Killercoke Plakat KolumbienEine Regierung, die selbst kleine Zusagen zum Schutz von mit dem Tode bedrohten Gewerkschaftern nicht einhält, stattdessen eine Justiz, die Anzeigen gegen Gewerkschaftsfunktionäre von Seiten paramilitärischer Banden verfolgt, und ein Unternehmen, das unberührt von allem seinen besonderen Stil der Ausbeutung fortsetzt – so ist die Situation der Gewerkschaft Sinaltrainal, die neben der eigenen Kraft nur auf die der Solidarität, in Kolumbien wie weltweit, zählen kann – das wird in dem Interview von Eric Cortes mit William Mendoza, Vorsitzender von Sinaltranail, anlässlich des Hungerstreiks der Coca Cola Mitarbeiter am 13. April 2015, Plaza de Bolívar in Bogotá deutlich:

Über 10 Jahre Kampf um menschliche Arbeitsverhältniss bei Coca Cola Kolumbien

Interview mit William Mendoza, Vorsitzender von Sinaltranail, anlässlich des Hungerstreiks der Coca Cola Mitarbeiter am 13. April 2015, Plaza de Bolívar in Bogotá D.C

(Seit mehr als 10 Jahren kämpft die Gewerkschaft von Sinaltrainal für menschenwürdige Arbeitsverhältnisse in den Fabriken von Coca Cola in Kolumbien. Nach mehreren Morddrohungen und ermordeten Mitgliedern der Gewerkschaft, hat das Unternehmen aus den USA nicht viel getan, um einen Dialog zu erreichen, um diesem Konflikt zu lösen. Die kolumbianische Regierung zeig sich unbehelligt und leitet juristische Prozesse gegen jeglichen sozialen Widerstand ein. Die einzige reale Unterstützung kommt aus der Solidarität von Internationalen Organisationen).
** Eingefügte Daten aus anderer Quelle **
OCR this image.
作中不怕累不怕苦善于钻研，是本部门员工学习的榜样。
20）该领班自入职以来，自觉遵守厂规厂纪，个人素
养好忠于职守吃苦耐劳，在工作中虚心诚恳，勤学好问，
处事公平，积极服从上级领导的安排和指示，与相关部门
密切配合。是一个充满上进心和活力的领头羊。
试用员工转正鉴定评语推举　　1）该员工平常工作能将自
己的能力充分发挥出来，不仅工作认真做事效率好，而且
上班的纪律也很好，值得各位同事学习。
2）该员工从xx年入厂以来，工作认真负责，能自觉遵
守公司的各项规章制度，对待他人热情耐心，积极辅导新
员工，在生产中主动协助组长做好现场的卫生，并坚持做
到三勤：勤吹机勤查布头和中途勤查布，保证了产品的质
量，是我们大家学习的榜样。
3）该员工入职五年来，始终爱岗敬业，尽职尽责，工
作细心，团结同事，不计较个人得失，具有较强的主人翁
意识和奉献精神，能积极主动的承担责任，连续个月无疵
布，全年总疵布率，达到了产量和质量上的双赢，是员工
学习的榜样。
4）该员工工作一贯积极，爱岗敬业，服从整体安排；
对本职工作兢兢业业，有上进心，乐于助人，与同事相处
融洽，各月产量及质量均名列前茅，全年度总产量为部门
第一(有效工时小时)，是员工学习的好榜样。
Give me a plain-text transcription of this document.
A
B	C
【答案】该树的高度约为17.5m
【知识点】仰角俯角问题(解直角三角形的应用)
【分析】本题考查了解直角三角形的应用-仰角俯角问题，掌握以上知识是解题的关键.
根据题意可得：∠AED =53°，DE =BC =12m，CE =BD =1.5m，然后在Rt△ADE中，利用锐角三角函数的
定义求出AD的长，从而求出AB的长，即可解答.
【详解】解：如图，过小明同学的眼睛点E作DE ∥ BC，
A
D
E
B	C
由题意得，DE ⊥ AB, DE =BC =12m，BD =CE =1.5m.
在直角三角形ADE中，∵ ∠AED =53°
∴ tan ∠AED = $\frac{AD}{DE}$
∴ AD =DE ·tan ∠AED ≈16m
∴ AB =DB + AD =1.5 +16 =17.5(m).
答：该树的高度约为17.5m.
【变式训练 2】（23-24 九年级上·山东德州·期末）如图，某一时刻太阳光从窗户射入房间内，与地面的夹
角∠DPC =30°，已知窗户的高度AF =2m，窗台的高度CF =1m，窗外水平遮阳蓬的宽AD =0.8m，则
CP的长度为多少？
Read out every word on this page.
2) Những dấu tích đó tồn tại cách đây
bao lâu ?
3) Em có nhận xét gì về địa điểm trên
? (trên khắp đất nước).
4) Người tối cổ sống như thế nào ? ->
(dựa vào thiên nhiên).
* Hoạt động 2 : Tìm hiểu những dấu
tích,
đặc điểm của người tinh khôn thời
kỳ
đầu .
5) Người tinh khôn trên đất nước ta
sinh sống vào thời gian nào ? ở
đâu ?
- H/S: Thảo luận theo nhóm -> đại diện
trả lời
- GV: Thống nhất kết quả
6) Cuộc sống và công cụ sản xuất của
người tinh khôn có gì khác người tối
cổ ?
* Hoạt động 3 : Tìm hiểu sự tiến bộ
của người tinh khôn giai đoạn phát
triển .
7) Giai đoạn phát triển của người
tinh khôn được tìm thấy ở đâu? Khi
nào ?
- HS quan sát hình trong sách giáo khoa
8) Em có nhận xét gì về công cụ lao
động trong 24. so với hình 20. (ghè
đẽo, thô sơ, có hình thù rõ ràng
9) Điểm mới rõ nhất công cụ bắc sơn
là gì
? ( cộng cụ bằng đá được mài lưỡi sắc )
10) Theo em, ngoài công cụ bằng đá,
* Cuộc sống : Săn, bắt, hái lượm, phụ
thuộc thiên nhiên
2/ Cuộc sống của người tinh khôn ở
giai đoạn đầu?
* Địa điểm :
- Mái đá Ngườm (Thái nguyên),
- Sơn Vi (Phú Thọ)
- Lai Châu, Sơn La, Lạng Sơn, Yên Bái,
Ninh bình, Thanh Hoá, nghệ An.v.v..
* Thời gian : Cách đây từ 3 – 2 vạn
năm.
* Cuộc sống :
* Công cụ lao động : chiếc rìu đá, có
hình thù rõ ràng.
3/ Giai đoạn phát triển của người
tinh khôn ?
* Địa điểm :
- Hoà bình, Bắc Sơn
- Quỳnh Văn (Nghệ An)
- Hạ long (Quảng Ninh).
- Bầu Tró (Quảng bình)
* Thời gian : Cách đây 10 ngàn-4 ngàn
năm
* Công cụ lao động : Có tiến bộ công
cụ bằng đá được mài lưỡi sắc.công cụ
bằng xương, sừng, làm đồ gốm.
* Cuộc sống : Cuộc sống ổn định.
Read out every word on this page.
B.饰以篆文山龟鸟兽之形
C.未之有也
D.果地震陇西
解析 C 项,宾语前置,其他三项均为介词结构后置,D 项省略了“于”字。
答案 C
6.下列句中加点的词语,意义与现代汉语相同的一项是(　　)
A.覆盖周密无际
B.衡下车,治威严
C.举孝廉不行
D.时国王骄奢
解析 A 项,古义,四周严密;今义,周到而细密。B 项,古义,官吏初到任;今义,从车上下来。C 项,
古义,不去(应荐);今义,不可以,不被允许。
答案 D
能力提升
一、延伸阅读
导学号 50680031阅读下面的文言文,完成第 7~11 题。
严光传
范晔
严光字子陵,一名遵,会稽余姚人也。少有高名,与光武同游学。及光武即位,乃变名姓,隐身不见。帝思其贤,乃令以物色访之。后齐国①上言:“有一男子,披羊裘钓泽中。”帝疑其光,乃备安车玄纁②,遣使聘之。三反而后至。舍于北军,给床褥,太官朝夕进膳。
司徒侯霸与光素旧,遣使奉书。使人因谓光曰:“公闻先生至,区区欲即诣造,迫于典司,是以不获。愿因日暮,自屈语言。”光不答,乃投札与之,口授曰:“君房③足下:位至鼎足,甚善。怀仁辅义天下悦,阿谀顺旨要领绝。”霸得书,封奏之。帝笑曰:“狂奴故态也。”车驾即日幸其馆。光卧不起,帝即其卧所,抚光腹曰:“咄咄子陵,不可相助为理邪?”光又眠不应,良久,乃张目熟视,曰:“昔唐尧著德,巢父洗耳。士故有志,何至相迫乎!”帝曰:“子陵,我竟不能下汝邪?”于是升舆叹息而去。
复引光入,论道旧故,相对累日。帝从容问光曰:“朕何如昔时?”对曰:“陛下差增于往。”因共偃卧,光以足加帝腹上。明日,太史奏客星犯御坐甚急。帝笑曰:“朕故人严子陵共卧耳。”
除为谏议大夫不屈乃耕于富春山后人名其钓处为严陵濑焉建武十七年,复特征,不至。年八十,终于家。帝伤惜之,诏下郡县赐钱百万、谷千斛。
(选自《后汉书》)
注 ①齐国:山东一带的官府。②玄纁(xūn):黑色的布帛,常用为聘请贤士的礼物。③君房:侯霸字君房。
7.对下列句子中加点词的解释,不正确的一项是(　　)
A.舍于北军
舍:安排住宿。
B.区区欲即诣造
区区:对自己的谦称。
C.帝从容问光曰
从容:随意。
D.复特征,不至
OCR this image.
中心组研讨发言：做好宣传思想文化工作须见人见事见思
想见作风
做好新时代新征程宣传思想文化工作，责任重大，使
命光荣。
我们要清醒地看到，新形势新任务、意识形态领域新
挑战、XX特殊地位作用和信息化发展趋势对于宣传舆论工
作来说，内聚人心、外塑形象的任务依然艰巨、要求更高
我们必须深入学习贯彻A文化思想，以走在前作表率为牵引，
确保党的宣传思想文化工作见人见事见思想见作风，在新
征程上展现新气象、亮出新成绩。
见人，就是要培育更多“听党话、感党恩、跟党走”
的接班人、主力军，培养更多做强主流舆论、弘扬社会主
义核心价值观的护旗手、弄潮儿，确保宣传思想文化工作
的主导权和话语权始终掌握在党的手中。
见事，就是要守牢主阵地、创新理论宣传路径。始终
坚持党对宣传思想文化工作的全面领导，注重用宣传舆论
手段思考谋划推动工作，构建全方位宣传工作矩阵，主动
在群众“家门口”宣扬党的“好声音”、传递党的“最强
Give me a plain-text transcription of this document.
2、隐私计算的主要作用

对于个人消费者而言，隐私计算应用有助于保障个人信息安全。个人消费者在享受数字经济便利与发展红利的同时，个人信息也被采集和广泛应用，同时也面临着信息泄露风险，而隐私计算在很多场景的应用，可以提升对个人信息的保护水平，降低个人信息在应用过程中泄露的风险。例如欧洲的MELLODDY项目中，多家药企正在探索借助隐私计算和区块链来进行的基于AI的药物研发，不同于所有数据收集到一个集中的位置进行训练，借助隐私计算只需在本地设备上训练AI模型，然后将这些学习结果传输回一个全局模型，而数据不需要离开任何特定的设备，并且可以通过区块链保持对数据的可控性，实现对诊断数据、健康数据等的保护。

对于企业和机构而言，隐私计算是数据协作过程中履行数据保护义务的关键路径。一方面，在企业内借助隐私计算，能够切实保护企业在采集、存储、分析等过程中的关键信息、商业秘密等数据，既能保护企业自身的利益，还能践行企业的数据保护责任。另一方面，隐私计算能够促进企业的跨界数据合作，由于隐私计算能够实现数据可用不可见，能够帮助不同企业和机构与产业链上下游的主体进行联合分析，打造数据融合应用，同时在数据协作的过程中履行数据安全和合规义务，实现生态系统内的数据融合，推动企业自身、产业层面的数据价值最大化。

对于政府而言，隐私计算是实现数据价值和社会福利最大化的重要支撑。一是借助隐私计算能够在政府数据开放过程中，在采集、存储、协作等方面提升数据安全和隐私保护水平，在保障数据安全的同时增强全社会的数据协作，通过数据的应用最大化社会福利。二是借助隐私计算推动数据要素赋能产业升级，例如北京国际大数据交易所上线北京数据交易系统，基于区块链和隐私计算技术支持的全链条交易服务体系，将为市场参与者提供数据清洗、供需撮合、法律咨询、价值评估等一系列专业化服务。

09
William Mendoza, Vorsitzender der Nahrungsmittelgewerkschaft SINALTRAINAL – Barrancabermeja/Kolumbien, ist auf Grund seiner Tätigkeit und seines gewerkschaftlichen Engagements mehrmals mit dem Tode bedroht worden.

Wie geht ihr heute – nach mehr als 10 Jahre Kampf – gegen das Coca Cola-Unternehmen vor?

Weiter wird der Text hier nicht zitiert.